La novità più rilevante è stata la volontà (da parte del comitato) di dar vita a una serie di “missioni” affidate a fotografi internazionali e italiani, a cui sarà richiesto di lavorare in specifiche aree del mondo in collaborazione con organizzazioni, associazioni e istituzioni locali e a coprire i costi di produzione penserà la stessa Fondazione, che aquisirà anche parte delle opere realizzate in questi casi per ampliare la collezione.
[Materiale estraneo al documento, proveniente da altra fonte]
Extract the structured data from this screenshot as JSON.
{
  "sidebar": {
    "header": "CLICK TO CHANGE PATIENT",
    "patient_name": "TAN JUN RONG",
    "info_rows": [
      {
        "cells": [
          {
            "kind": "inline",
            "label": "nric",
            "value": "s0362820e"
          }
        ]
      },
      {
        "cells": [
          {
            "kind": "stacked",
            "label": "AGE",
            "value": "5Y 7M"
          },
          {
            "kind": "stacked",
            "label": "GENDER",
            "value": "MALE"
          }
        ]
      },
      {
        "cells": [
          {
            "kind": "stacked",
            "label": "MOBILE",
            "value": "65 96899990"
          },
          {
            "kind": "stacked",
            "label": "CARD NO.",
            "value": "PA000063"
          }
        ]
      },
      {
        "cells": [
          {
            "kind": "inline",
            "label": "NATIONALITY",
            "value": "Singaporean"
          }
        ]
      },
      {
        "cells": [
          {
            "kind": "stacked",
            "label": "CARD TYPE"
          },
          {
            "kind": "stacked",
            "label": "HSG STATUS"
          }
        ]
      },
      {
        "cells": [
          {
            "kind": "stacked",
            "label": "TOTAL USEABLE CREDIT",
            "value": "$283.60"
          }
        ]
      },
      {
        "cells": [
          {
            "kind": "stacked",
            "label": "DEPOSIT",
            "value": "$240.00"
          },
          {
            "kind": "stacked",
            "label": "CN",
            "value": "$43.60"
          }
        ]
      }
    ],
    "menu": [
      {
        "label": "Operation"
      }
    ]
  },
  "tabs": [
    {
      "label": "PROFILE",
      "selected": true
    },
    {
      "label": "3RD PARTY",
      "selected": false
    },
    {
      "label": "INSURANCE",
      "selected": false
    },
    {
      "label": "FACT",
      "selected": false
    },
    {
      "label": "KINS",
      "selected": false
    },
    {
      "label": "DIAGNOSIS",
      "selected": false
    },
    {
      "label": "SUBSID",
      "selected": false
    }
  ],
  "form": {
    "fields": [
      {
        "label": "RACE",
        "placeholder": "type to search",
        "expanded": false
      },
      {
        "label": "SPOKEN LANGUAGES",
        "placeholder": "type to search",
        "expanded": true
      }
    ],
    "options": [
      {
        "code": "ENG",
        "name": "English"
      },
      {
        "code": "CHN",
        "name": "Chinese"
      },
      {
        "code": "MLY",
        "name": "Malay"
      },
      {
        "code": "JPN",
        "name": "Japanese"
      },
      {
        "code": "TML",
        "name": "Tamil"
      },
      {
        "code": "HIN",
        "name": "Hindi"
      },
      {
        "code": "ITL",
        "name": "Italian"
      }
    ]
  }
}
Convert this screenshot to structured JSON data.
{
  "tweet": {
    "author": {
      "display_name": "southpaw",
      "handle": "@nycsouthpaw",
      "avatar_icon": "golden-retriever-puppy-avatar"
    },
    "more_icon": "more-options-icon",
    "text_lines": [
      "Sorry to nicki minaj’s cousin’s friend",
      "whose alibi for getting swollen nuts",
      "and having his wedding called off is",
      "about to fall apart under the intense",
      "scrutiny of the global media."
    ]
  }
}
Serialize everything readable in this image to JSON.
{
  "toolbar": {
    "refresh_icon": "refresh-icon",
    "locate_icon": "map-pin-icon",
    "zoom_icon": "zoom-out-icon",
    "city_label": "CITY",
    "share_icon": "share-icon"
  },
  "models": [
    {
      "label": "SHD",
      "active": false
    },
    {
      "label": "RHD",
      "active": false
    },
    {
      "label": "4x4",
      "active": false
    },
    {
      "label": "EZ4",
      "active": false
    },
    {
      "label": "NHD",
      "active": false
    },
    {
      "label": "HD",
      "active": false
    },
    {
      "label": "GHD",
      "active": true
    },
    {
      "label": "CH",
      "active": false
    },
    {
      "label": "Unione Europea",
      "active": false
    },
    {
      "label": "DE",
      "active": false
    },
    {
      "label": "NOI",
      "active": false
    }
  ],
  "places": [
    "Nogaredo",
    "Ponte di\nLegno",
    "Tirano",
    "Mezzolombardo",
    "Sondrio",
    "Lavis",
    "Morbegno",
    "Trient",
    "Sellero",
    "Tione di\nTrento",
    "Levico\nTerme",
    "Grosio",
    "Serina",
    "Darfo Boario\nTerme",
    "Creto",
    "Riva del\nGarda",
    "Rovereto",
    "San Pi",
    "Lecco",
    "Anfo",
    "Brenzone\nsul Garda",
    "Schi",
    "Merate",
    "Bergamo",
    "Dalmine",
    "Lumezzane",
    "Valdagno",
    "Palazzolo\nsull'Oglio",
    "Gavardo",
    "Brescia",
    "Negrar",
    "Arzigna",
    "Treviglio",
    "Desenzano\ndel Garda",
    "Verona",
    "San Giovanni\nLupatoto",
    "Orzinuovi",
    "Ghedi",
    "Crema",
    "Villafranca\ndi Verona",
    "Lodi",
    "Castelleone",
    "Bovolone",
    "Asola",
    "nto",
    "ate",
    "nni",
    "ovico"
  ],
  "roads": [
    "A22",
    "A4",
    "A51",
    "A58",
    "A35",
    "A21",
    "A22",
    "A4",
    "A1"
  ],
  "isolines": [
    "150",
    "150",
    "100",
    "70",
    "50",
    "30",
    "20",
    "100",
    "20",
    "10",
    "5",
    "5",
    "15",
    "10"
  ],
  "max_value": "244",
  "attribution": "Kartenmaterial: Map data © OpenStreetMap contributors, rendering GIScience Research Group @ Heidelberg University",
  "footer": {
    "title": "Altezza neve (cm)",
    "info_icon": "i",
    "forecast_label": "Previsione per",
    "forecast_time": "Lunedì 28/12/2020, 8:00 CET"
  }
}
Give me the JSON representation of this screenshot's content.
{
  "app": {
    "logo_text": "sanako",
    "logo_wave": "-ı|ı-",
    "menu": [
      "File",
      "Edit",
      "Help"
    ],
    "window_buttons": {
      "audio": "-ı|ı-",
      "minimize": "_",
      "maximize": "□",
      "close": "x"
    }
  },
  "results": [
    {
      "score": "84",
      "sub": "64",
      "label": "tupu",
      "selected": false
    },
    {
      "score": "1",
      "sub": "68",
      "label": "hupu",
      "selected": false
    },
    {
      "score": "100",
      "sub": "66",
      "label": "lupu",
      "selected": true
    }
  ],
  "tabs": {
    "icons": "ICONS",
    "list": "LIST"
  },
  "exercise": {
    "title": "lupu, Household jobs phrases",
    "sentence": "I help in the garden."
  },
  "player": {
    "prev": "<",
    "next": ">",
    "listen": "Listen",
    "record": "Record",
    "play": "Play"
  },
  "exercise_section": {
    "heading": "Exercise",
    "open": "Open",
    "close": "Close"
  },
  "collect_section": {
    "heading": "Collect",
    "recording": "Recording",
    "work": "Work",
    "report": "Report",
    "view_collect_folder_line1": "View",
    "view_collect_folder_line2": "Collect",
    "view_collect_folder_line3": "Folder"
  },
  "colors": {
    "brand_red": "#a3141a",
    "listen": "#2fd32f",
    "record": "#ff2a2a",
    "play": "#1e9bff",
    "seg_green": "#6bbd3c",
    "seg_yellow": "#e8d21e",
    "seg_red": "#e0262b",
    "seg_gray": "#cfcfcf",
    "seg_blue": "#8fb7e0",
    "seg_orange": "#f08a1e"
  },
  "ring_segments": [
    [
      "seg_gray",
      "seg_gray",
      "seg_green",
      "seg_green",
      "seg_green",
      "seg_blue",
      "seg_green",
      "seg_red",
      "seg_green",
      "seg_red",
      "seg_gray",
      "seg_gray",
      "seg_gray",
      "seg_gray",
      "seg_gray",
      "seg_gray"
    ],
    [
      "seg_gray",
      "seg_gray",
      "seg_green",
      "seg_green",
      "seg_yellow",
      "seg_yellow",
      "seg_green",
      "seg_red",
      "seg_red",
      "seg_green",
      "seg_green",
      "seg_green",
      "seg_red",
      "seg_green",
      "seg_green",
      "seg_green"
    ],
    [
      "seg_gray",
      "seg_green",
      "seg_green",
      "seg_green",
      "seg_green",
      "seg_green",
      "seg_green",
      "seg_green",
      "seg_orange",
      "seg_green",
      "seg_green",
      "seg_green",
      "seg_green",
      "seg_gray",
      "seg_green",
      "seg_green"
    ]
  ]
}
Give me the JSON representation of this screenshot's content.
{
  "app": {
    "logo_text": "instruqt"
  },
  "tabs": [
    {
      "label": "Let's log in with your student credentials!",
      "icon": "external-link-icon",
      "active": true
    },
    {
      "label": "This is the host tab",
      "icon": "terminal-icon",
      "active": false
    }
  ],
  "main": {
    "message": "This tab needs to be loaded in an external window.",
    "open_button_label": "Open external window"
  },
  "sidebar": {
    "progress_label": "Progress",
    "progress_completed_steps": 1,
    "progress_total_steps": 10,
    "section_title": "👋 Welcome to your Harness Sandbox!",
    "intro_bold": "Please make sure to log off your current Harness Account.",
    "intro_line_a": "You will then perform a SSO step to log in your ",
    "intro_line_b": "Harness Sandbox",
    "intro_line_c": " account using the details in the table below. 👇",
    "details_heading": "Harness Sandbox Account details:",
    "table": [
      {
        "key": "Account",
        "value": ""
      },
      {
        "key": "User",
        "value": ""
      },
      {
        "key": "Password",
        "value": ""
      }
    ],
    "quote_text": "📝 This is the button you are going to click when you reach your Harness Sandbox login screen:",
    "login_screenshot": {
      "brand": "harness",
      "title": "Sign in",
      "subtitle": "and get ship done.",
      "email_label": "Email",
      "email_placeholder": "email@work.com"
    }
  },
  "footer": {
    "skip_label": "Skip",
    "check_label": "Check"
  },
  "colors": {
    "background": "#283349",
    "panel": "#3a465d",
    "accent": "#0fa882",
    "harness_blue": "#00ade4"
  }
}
E inerente alla collezione, poi, si è scelto di orientare le nuove acquisizioni verso le aree geografiche del mondo fino ad ora non comprese nelle raccolte (come ad esempio Oceania, Centro America, Canada e Stati Uniti, dagli anni ’80 ad oggi).
UniCredit sarà invece il nuovo gruppo “partnership”, che accompagnerà l’attività espositiva e didattica per tutto il biennio 2015-16.
Didatticamente parlando invece verrà attivato un nuovo corso (oltre a quelli già esistente del master e corso curatori) denominato “High PROfile”, rivoto a chi desidera sviluppare le competenze necessarie per fare della fotografia una vera e propria professione. Partenza, in questo caso, nell’inverno 2016, mentre per la prossima primavere si attendono i nomi del vincitori dei premi realizzati in collaborazione con Sky Arte HD: Premio Internazionale per la Fotografia, Premio per la Fotografia Italiana Under40 e il tutorial televisivo Foto Factory Modena, di cui a breve partiranno le riprese con i nove candidati selezionati. La fotografia non è mai stata così tanto sotto i riflettori.